Nel 1980 il Boca Juniors è impiegato in una gara di campionato contro l’Argentinos Juniors, la squadra in cui milita un giovane e talentuoso attaccante sul quale tutta l’Argentina è pronta a scommettere: un certo Diego Armando Maradona. Gatti non si lascia impressionare dal gioiello nazionale, anzi, prima lo insulta pubblicamente definendolo un barilotto cicciottello che non potrà fare strada nello sport, poi gliene dice quattro anche in campo: “Ma dove pensi di andare? Non mi segnerai mai, grassone”. Maradona, però, coi piedi ha sempre fatto ciò che voleva, non si fa intimidire e prepara una vendetta che serve immediata a quel portiere così sbruffone: prima gli risponde per le rime: “Adesso ti faccio 4 gol”, poi passa ai fatti e rifila proprio una quaterna a Gatti e al Boca Juniors che perde 5-3 ma che proprio grazie a quella scoppola si innamora di Maradona e lo ingaggia. I due diventeranno amici e compagni, saranno i burloni e l’anima dello spogliatoio del Boca. Hugo Gatti si ritira nel 1988 dopo qualche errore di troppo e a 44 anni di età, lasciando dietro di sè 26 anni di carriera e 755 presenze nella serie A argentina, record assoluto nella Primera Division. Dopo qualche divergenza politica si è riappacificato con il popolo del Boca, da sempre storicamente di fede peronista e che non aveva gradito alcune dichiarazioni di Gatti, favorevole a Raul Ricardo Alfonsin, presidente argentino di stampo socialista.

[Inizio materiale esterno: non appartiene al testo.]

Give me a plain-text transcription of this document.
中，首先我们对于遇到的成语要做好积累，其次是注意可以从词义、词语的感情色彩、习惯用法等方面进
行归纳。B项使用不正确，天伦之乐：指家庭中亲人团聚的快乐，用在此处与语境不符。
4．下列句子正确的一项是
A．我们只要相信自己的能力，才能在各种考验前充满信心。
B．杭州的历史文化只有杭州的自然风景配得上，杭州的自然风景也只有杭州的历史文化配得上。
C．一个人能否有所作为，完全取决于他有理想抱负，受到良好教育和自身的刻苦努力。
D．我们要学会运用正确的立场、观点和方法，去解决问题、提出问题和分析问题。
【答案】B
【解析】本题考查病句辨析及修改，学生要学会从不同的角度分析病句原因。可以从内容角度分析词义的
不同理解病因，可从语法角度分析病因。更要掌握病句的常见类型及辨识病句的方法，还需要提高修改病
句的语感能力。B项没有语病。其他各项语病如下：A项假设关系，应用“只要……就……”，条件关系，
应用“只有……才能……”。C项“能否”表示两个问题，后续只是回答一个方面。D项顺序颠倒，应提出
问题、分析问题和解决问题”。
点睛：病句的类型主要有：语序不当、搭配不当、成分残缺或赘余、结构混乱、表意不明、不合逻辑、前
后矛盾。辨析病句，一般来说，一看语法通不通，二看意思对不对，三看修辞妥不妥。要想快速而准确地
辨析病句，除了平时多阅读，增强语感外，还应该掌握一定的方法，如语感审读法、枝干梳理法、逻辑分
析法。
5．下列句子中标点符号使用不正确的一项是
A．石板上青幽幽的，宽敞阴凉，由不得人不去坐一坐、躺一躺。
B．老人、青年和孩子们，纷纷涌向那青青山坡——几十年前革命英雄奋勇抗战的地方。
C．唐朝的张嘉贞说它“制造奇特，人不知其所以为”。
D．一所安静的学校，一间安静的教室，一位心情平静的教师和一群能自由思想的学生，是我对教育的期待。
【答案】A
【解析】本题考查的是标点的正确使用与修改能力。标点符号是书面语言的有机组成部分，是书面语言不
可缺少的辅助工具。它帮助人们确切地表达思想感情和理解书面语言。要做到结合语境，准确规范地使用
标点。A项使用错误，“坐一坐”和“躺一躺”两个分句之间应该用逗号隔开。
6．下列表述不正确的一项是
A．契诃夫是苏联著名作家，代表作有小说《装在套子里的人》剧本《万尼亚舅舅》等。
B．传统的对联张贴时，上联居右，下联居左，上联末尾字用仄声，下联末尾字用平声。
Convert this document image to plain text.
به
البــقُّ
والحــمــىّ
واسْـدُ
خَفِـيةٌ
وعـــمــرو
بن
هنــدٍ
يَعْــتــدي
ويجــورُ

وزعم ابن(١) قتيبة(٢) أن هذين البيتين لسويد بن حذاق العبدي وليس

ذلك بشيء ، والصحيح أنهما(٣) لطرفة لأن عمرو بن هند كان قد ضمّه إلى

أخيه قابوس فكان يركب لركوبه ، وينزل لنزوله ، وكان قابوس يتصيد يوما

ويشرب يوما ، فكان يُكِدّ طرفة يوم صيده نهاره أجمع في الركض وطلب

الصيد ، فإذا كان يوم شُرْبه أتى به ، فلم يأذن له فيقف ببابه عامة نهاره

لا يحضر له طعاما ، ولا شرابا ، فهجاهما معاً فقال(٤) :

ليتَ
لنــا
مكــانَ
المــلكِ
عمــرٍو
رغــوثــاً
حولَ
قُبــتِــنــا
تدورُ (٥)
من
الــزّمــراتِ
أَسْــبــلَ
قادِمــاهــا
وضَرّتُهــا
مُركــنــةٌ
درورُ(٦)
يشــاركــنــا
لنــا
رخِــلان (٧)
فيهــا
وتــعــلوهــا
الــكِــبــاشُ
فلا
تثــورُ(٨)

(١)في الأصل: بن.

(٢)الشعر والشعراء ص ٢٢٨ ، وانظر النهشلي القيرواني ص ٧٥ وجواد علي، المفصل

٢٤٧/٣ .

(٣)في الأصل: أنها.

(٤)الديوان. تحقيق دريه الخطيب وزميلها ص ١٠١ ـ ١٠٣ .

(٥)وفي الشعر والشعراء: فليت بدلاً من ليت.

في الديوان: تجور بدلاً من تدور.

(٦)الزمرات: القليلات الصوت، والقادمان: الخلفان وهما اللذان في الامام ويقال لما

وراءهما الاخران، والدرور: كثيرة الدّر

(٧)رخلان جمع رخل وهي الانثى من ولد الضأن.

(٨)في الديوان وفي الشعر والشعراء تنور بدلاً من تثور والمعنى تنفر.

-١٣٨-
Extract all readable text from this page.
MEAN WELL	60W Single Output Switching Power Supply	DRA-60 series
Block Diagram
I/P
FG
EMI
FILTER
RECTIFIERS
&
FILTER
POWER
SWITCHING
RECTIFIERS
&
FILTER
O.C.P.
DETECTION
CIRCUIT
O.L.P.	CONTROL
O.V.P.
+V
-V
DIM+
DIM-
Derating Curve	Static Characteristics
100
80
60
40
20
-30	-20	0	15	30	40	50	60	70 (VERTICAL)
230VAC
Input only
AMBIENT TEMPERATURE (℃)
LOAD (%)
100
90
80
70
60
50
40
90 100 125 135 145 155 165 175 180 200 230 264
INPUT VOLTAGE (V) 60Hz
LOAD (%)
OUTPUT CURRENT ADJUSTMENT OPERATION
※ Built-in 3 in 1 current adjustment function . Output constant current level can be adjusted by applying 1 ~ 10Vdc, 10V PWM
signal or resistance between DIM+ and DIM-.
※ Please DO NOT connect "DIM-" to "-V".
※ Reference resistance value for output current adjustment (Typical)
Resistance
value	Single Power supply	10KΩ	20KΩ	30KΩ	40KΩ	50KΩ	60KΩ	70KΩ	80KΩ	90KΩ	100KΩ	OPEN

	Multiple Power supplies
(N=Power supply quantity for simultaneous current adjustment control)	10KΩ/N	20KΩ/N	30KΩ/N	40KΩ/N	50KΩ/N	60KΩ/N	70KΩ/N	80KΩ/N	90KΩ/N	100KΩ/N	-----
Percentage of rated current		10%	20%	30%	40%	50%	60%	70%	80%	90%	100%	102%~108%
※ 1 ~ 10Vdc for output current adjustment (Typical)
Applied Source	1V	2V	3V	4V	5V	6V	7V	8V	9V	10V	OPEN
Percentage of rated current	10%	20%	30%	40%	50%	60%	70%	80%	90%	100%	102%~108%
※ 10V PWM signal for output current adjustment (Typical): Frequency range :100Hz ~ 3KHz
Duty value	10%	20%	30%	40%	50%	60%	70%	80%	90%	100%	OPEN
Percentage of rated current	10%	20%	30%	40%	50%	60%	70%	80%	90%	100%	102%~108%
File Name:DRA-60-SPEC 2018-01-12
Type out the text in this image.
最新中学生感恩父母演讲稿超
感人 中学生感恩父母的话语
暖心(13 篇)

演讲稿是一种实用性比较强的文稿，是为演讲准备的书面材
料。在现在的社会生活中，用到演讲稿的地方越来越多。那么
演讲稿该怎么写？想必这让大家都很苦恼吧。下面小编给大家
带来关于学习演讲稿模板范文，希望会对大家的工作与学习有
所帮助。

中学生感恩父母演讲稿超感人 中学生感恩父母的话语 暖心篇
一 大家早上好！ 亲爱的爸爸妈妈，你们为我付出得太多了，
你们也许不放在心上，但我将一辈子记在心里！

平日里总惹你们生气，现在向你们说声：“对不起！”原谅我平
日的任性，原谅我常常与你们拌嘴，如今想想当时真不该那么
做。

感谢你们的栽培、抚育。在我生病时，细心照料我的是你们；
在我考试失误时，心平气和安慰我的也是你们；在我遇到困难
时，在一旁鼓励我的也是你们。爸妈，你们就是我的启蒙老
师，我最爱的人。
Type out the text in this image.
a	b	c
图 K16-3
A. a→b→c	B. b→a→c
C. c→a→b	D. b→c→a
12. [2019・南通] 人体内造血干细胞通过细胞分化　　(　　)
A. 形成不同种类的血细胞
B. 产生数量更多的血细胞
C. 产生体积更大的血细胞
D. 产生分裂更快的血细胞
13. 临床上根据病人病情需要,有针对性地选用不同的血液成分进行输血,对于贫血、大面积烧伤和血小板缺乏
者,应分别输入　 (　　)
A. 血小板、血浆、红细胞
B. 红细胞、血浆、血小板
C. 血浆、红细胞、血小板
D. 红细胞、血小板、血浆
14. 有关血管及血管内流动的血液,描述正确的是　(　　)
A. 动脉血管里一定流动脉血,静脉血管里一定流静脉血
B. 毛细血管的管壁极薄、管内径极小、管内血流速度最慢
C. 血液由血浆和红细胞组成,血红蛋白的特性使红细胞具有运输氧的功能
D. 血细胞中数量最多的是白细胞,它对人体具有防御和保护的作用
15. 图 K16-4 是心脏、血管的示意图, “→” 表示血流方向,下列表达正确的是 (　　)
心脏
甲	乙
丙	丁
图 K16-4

A Hugo Gatti sono legati i ricordi di un portiere eccentrico ed anticonvenzionale, di uno che durante le partite scambiava opinioni tecniche coi tifosi dietro la sua porta, o che rilasciava interviste mentre faceva gli addominali in palestra perchè così “riusciva a concentrarsi meglio sulle cazzate che doveva dire“. Ha vissuto così il calcio e la sua professione, divertendosi e prendendo tutti (compreso se stesso) poco sul serio, arrivando senza stress a giocare fino alla soglia dei 45 anni. Non ha giocato e vinto i mondiali, pur avendone teoricamente la possibilità, e a chi gli chiede se di ciò abbia rimpianti risponde che della coppa del mondo non gliene fregava niente. Del resto, se avesse risposto diversamente non sarebbe stato Hugo Gatti “El Loco“. Per fortuna, invece, lo è stato.